Public non-traded REIT total NAV from 2018 to 2025 showing recovery and growth after recent declines in real estate investment vehicles

Data Centers And Alternatives Lead

Data centers remain a standout sector, fueled by AI-driven demand and digital infrastructure needs. Investor appetite continues to grow, with billions flowing into new funds targeting the space.

Beyond data centers, capital is rotating into alternative sectors like single-family rentals, healthcare, and logistics. In Europe, rising defense spending is նաև beginning to drive niche real estate opportunities tied to military and infrastructure needs.

Why It Matters

The recovery in fundraising signals improving sentiment, but structural shifts are redefining the market. Capital concentration, the rise of private credit, and increased demand for alternative assets are reshaping how and where investors deploy capital.
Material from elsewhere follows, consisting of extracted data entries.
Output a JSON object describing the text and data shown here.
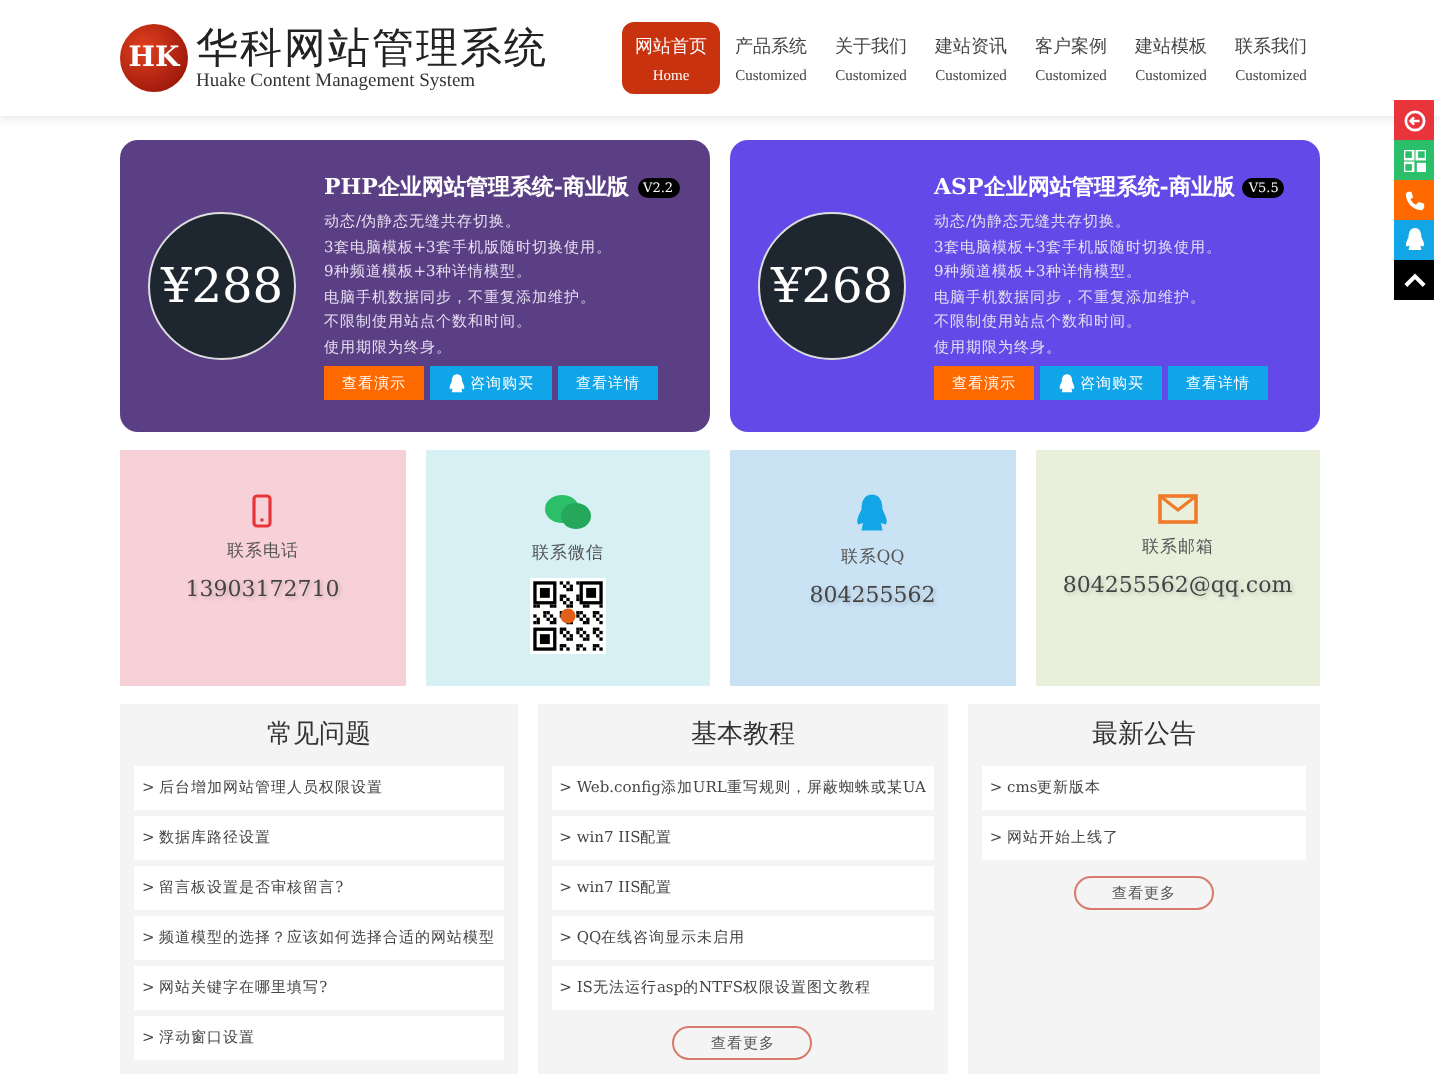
{
  "header": {
    "logo_text": "HK",
    "title": "华科网站管理系统",
    "subtitle": "Huake Content Management System",
    "nav": [
      {
        "label": "网站首页",
        "sublabel": "Home",
        "selected": true
      },
      {
        "label": "产品系统",
        "sublabel": "Customized",
        "selected": false
      },
      {
        "label": "关于我们",
        "sublabel": "Customized",
        "selected": false
      },
      {
        "label": "建站资讯",
        "sublabel": "Customized",
        "selected": false
      },
      {
        "label": "客户案例",
        "sublabel": "Customized",
        "selected": false
      },
      {
        "label": "建站模板",
        "sublabel": "Customized",
        "selected": false
      },
      {
        "label": "联系我们",
        "sublabel": "Customized",
        "selected": false
      }
    ]
  },
  "products": [
    {
      "title": "PHP企业网站管理系统-商业版",
      "version": "V2.2",
      "price": "¥288",
      "color": "#5b3f84",
      "features": [
        "动态/伪静态无缝共存切换。",
        "3套电脑模板+3套手机版随时切换使用。",
        "9种频道模板+3种详情模型。",
        "电脑手机数据同步，不重复添加维护。",
        "不限制使用站点个数和时间。",
        "使用期限为终身。"
      ],
      "buttons": [
        {
          "label": "查看演示",
          "kind": "demo"
        },
        {
          "label": "咨询购买",
          "kind": "consult"
        },
        {
          "label": "查看详情",
          "kind": "detail"
        }
      ]
    },
    {
      "title": "ASP企业网站管理系统-商业版",
      "version": "V5.5",
      "price": "¥268",
      "color": "#634ae8",
      "features": [
        "动态/伪静态无缝共存切换。",
        "3套电脑模板+3套手机版随时切换使用。",
        "9种频道模板+3种详情模型。",
        "电脑手机数据同步，不重复添加维护。",
        "不限制使用站点个数和时间。",
        "使用期限为终身。"
      ],
      "buttons": [
        {
          "label": "查看演示",
          "kind": "demo"
        },
        {
          "label": "咨询购买",
          "kind": "consult"
        },
        {
          "label": "查看详情",
          "kind": "detail"
        }
      ]
    }
  ],
  "contacts": [
    {
      "kind": "phone",
      "label": "联系电话",
      "value": "13903172710",
      "color": "#f8d1d8"
    },
    {
      "kind": "wechat",
      "label": "联系微信",
      "color": "#d6f0f3"
    },
    {
      "kind": "qq",
      "label": "联系QQ",
      "value": "804255562",
      "color": "#c9e2f4"
    },
    {
      "kind": "email",
      "label": "联系邮箱",
      "value": "804255562@qq.com",
      "color": "#e8f0dc"
    }
  ],
  "panels": [
    {
      "title": "常见问题",
      "items": [
        "> 后台增加网站管理人员权限设置",
        "> 数据库路径设置",
        "> 留言板设置是否审核留言?",
        "> 频道模型的选择？应该如何选择合适的网站模型",
        "> 网站关键字在哪里填写?",
        "> 浮动窗口设置"
      ]
    },
    {
      "title": "基本教程",
      "items": [
        "> Web.config添加URL重写规则，屏蔽蜘蛛或某UA",
        "> win7 IIS配置",
        "> win7 IIS配置",
        "> QQ在线咨询显示未启用",
        "> IS无法运行asp的NTFS权限设置图文教程"
      ],
      "more": "查看更多"
    },
    {
      "title": "最新公告",
      "items": [
        "> cms更新版本",
        "> 网站开始上线了"
      ],
      "more": "查看更多"
    }
  ]
}
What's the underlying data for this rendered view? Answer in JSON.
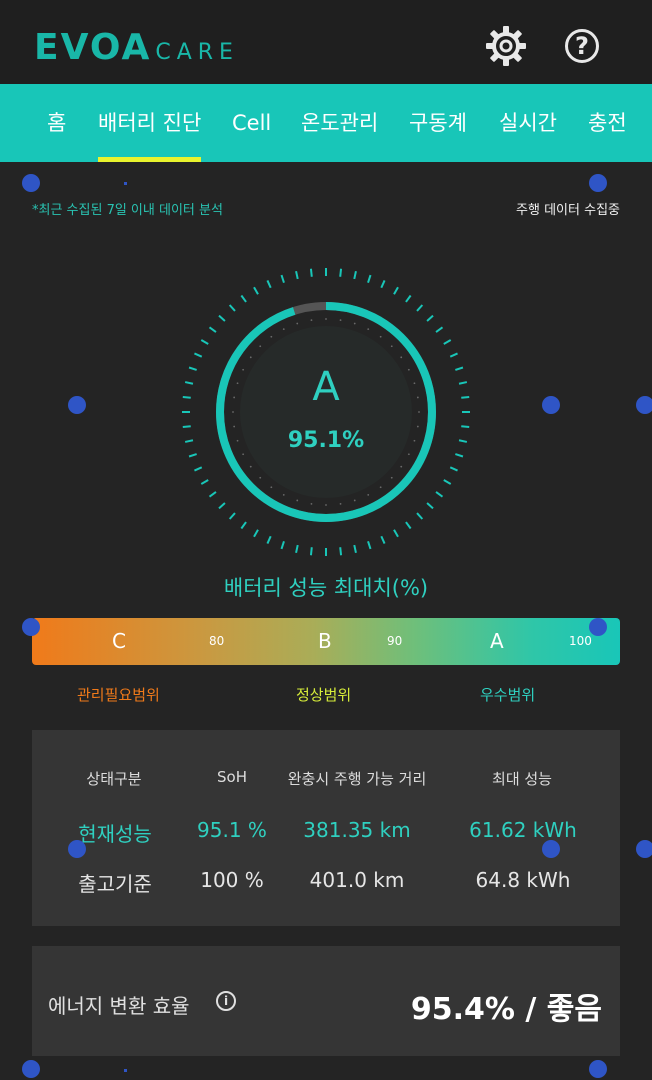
{
  "header": {
    "logo_main": "EVOA",
    "logo_sub": "CARE",
    "settings_icon": "gear-icon",
    "help_icon": "help-icon",
    "help_glyph": "?"
  },
  "tabs": [
    {
      "label": "홈",
      "active": false
    },
    {
      "label": "배터리 진단",
      "active": true
    },
    {
      "label": "Cell",
      "active": false
    },
    {
      "label": "온도관리",
      "active": false
    },
    {
      "label": "구동계",
      "active": false
    },
    {
      "label": "실시간",
      "active": false
    },
    {
      "label": "충전",
      "active": false
    }
  ],
  "notes": {
    "left": "*최근 수집된 7일 이내 데이터 분석",
    "right": "주행 데이터 수집중"
  },
  "gauge": {
    "grade": "A",
    "percent_text": "95.1%",
    "percent_value": 95.1,
    "title": "배터리 성능 최대치(%)"
  },
  "scale": {
    "grade_c": "C",
    "mark_80": "80",
    "grade_b": "B",
    "mark_90": "90",
    "grade_a": "A",
    "mark_100": "100",
    "range_low": "관리필요범위",
    "range_mid": "정상범위",
    "range_high": "우수범위"
  },
  "table": {
    "headers": [
      "상태구분",
      "SoH",
      "완충시 주행 가능 거리",
      "최대 성능"
    ],
    "rows": [
      [
        "현재성능",
        "95.1 %",
        "381.35 km",
        "61.62 kWh"
      ],
      [
        "출고기준",
        "100 %",
        "401.0 km",
        "64.8 kWh"
      ]
    ]
  },
  "efficiency": {
    "label": "에너지 변환 효율",
    "info_glyph": "i",
    "value": "95.4% / 좋음"
  },
  "colors": {
    "accent": "#18c6b8",
    "teal_text": "#2fd0c0",
    "tab_indicator": "#e9f32d",
    "range_low": "#f07a1a",
    "range_mid": "#d6ec3a",
    "range_high": "#2fd0c0",
    "background": "#242424",
    "panel": "#353535"
  }
}
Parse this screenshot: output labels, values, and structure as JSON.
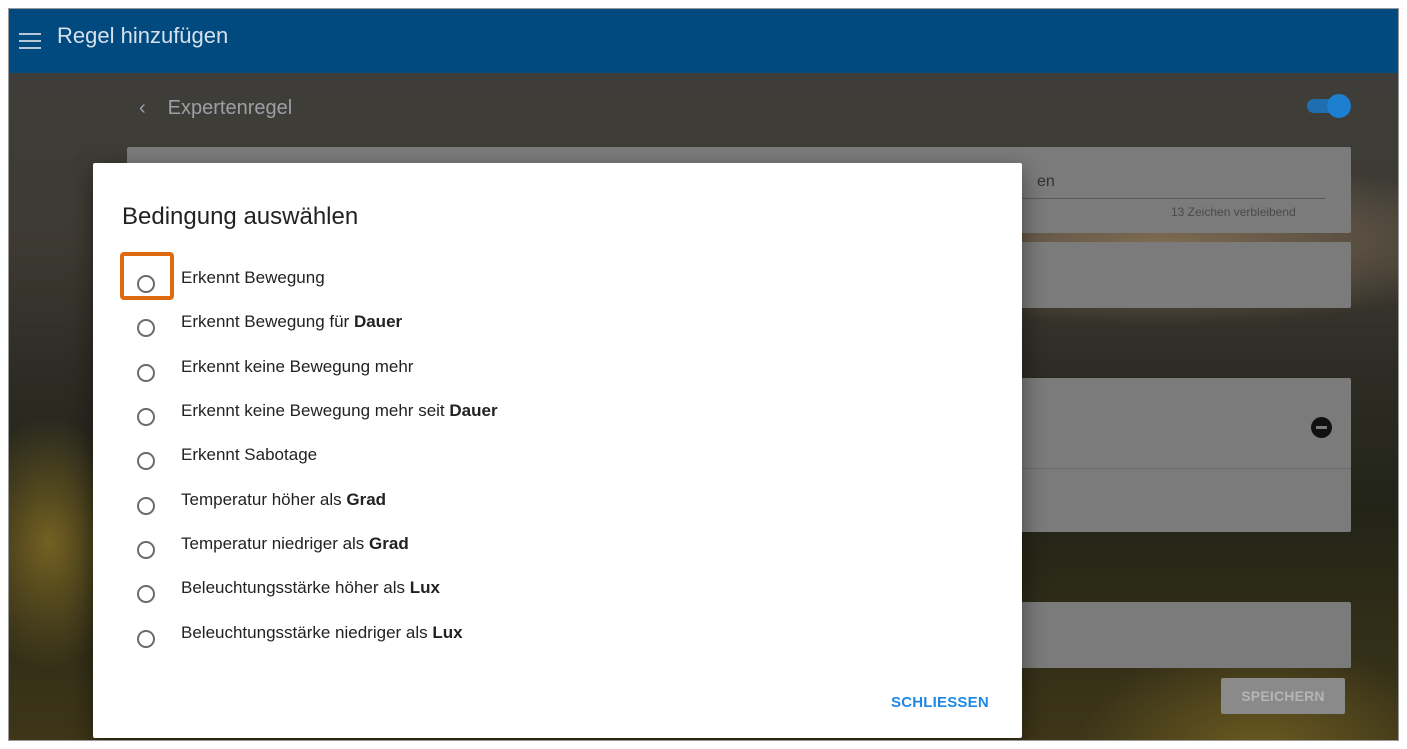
{
  "appbar": {
    "title": "Regel hinzufügen"
  },
  "page": {
    "header": "Expertenregel",
    "name_field_partial": "en",
    "counter": "13 Zeichen verbleibend",
    "save_label": "SPEICHERN"
  },
  "dialog": {
    "title": "Bedingung auswählen",
    "options": [
      {
        "text": "Erkennt Bewegung",
        "bold": ""
      },
      {
        "text": "Erkennt Bewegung für ",
        "bold": "Dauer"
      },
      {
        "text": "Erkennt keine Bewegung mehr",
        "bold": ""
      },
      {
        "text": "Erkennt keine Bewegung mehr seit ",
        "bold": "Dauer"
      },
      {
        "text": "Erkennt Sabotage",
        "bold": ""
      },
      {
        "text": "Temperatur höher als ",
        "bold": "Grad"
      },
      {
        "text": "Temperatur niedriger als ",
        "bold": "Grad"
      },
      {
        "text": "Beleuchtungsstärke höher als ",
        "bold": "Lux"
      },
      {
        "text": "Beleuchtungsstärke niedriger als ",
        "bold": "Lux"
      }
    ],
    "close_label": "SCHLIESSEN"
  },
  "colors": {
    "appbar": "#004a80",
    "highlight": "#e06a10",
    "accent": "#1e88e5"
  },
  "icons": {
    "menu": "menu-icon",
    "back": "chevron-left-icon",
    "remove": "remove-circle-icon"
  }
}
Importantly, many large pension funds remain under-allocated to real estate, providing a long-term tailwind for fundraising even as short-term conditions remain challenging.

What’s Next

Looking ahead, private real estate is poised for gradual—not explosive—growth. Fundraising is expected to stabilize rather than surge, with investors prioritizing discipline, diversification, and downside protection.

As capital continues to rotate and new opportunities emerge, particularly in lending and digital infrastructure, the industry’s next phase will be defined less by rapid expansion and more by strategic adaptation.